Even with improving public transportation like the metro, the demand for parking in public places will only increase due to the rapid increase in car numbers. - - - Governments are alive to the problem and have created different business models to build multilevel car parks in public places. These include public-private partnership ( PPP), granting additional floor space in lieu of a car park, to constructing them at their own cost.

- - - Standalone multilevel car parks are not financially successful due to low tariffs, the high cost of land, cost of construction and operating systems. They have to be subsidised through public funds and/ or provision of free land, and in many instances, allowing the development to have other commercial use to subsidise the parking component as well. This subsidy will continue until parking tariffs begin to reflect the true opportunity cost of the land and building costs.

In the absence of economic parameters, a metric must be defined than can measure the efficiency of a public car park to maximise the financial returns (high revenue, low investment) to the owner of the facility as well improve the quality of the parking experience for the visiting public. Needless to say, the metric should be simple and easily measurable.

- - - Selection of the right technology is also extremely critical as it impacts the capital and operating costs as well as efficiency. The basic ramp and slab structure is the cheapest and most efficient in terms of parking and retrieval time, but has a storage footprint of approximately 35 square metres per vehicle. On the other end of the spectrum is the fully automated system where vehicles are moved to storage bins through a combination of elevators and conveyors. The footprint per vehicle reduces to about 20 square metres. However, the capital cost almost doubles per bay. The operating and maintenance costs also shoot up. Between the two extremes, stack and puzzle parking systems are available.

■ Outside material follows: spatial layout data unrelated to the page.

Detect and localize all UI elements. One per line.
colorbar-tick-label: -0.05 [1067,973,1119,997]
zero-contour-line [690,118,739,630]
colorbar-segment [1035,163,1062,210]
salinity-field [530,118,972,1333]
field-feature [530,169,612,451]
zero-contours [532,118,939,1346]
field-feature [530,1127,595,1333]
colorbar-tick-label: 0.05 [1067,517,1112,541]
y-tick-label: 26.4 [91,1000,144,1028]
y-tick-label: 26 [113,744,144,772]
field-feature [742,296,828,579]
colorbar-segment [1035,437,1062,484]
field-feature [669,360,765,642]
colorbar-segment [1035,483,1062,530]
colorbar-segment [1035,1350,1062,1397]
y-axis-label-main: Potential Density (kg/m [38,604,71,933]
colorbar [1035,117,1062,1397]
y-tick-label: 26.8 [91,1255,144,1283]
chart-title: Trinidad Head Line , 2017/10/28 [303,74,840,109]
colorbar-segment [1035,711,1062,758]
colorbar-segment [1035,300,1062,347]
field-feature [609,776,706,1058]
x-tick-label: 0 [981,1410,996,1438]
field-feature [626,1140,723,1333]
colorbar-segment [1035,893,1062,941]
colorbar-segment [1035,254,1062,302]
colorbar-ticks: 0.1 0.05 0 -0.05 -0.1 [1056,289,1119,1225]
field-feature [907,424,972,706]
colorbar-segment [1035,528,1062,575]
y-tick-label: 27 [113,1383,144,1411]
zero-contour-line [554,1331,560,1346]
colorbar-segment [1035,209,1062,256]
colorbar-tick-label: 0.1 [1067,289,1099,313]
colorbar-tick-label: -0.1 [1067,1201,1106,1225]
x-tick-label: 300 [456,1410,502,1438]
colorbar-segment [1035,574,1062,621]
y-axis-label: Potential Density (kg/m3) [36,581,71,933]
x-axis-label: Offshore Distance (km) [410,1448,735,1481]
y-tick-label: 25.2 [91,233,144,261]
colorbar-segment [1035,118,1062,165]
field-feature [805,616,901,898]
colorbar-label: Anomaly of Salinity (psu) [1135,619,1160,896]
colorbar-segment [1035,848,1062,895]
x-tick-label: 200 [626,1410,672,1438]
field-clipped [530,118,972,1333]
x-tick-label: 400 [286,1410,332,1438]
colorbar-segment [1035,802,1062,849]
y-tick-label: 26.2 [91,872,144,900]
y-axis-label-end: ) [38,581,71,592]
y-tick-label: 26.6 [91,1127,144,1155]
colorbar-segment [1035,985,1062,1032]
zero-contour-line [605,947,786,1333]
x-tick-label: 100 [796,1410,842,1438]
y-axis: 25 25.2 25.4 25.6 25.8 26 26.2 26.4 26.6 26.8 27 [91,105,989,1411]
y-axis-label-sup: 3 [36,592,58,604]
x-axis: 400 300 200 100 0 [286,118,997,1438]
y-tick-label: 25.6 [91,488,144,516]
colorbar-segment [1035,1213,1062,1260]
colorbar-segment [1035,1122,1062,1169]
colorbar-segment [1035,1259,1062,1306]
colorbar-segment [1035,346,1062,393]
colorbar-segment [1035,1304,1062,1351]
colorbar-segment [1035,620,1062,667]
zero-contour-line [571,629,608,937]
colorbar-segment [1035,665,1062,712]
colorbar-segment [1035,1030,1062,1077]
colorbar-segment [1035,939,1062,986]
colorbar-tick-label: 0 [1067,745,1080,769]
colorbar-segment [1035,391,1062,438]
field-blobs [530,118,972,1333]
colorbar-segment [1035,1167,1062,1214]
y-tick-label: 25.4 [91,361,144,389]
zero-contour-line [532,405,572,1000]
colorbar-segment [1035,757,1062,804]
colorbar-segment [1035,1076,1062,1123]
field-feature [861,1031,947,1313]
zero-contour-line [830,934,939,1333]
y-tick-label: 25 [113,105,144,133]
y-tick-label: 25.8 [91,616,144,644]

- - - A computerised parking management system is needed to improve efficiency while the tendering process should not focus on the economic bid to the exclusion of other parameters like the financial and technical capabilities of the bidder, track record, statutory compliances, ethics etc

Lastly, an effective marketing plan is crucial, with a two-pronged effort. The first is to get regular customers on a long-term stay basis. Specific products like monthly parker, early bird etc have been designed towards this. The second effort is to interface with the retailers so that traffic can be directed towards them with promotional offers and redemptions. This will get the local community involved in the success of the car park.

To read the full text of the excellent article on by Mr Arvind Mayar, CEO of a multinational car park operator, in the ToI, click here.

Even with the best of public transport services, along-with various forms of disincentives for usage of individualised forms of transport, a city would still require good parking infrastructurre, particularly in the CBD's. All the infrastructure available in the city today, except perhaps in the UB city, Forum Mall, and a few other places, are generally in dismal state. And, while the BBMP repeatedly comes up with talk of promoting new infrastructure, perhaps they need to study the models suggested by the author, instead of building caverns which end up as dump yards.